Ye Hua mengangkat bahu dengan pasrah. “Aku juga tak punya pilihan, jadi hanya bisa pakai bendera besar buat menakut-nakuti Liu Chengjun. Tak disangka benar-benar berhasil! Nama besar Pasukan Keluarga Zhe memang ampuh!”

Nyonya Zhe hanya mendengus, “Pasukan keluarga Zhe apa, isinya cuma tukang makan saja! Kalau benar pahlawan, kenapa tak datang bantu Linzhou?”

Karena sindiran dari keluarga sendiri, Yang Ye dan Ye Hua hanya bisa diam.

Yang membuat mereka lega, pasukan Bei Han kembali dikalahkan, Linzhou pun selamat.

Yang Ye menangkupkan kedua tangan, “Tuan Ye, Anda sudah membantu kami lagi!”

Ye Hua tersenyum, “Ah, tidak juga. Kita semua bawahan dalam satu kerajaan, makan dari panci yang sama, berarti kita satu keluarga!”

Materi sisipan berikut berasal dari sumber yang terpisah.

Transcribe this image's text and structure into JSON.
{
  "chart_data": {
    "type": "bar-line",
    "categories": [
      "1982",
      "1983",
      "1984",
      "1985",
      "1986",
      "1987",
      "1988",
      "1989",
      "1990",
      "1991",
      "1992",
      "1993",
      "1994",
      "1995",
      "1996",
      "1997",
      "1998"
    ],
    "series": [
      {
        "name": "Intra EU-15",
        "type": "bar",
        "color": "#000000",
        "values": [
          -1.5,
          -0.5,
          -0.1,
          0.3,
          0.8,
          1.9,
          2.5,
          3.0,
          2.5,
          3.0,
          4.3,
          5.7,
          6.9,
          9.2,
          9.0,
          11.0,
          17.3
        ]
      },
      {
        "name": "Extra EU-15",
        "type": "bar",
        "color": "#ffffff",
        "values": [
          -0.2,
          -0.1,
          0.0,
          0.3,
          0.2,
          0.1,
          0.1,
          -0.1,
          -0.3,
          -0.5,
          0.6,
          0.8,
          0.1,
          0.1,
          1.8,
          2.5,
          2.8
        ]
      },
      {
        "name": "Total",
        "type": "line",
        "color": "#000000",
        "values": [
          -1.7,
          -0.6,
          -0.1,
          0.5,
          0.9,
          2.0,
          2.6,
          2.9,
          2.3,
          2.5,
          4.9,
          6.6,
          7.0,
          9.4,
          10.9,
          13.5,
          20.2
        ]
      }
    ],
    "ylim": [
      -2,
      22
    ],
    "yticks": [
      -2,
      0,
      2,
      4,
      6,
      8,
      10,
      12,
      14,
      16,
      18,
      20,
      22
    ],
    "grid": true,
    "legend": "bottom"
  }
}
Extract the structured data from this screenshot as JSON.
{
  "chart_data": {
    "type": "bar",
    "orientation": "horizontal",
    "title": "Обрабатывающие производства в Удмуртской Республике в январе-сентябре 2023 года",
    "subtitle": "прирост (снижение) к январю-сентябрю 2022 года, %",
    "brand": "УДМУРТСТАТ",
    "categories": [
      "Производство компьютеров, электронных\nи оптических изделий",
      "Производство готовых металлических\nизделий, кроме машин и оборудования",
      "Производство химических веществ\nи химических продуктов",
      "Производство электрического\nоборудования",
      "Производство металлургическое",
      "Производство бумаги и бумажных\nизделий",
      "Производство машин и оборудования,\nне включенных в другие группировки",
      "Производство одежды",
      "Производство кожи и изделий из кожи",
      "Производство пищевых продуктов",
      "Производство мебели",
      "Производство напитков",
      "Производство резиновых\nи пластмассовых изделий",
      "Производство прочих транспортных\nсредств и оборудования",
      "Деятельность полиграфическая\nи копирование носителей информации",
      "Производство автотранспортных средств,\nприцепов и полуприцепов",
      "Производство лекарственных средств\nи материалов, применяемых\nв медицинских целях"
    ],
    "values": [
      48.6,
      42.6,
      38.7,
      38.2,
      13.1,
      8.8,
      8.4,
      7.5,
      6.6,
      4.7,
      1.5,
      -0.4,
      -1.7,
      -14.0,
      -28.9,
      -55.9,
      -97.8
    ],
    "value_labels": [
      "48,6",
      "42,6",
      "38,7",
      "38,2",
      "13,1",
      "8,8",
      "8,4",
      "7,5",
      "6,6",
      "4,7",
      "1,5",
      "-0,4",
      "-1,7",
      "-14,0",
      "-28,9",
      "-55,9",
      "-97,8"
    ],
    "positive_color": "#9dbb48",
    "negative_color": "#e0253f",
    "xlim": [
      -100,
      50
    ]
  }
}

“Benar, satu keluarga!” Yang Ye tertawa lepas, lalu teringat sesuatu, “Tuan Ye, apa kita tidak harus melaporkan kemenangan ini ke ibu kota?”

Ye Hua tertawa mengangguk, “Tentu saja, langkah selanjutnya menunggu titah Kaisar.”

Utusan segera berangkat melalui Yinzou, sepuluh hari kemudian kabar kemenangan sampai ke ibu kota. Seketika, suasana ibu kota meledak penuh kegembiraan!

Memang benar-benar meledak, sebab tiga hari sebelumnya Wang Yin juga mengirim kabar sukses, ia telah memukul mundur pasukan Nan Tang. Kemenangan di utara dan selatan sekaligus, bagi Dinasti Zhou yang baru berdiri kurang dari setahun, bagaikan suntikan semangat luar biasa.

“Ini sudah stabil!” begitu penilaian Fan Zhi. Takhta Guo Wei telah mantap, Dinasti Zhou pun stabil, dan masa depan Ye Hua juga ikut mantap!

“Tuan Fan, Baginda memanggil!”

Fan Zhi mengangguk dan segera menuju istana. Semua pejabat tinggi ibu kota hadir tanpa kecuali, bahkan Fu Yanqing pun datang dari Luoyang.

Setelah memberi hormat pada Guo Wei, Fan Zhi tersenyum, “Baginda, dua kabar bahagia datang bersamaan. Izinkan hamba menambah satu lagi: tahun ini panen melimpah, diperkirakan persediaan beras di gudang mencapai delapan juta shi, rekor tertinggi dalam tiga puluh tahun terakhir!”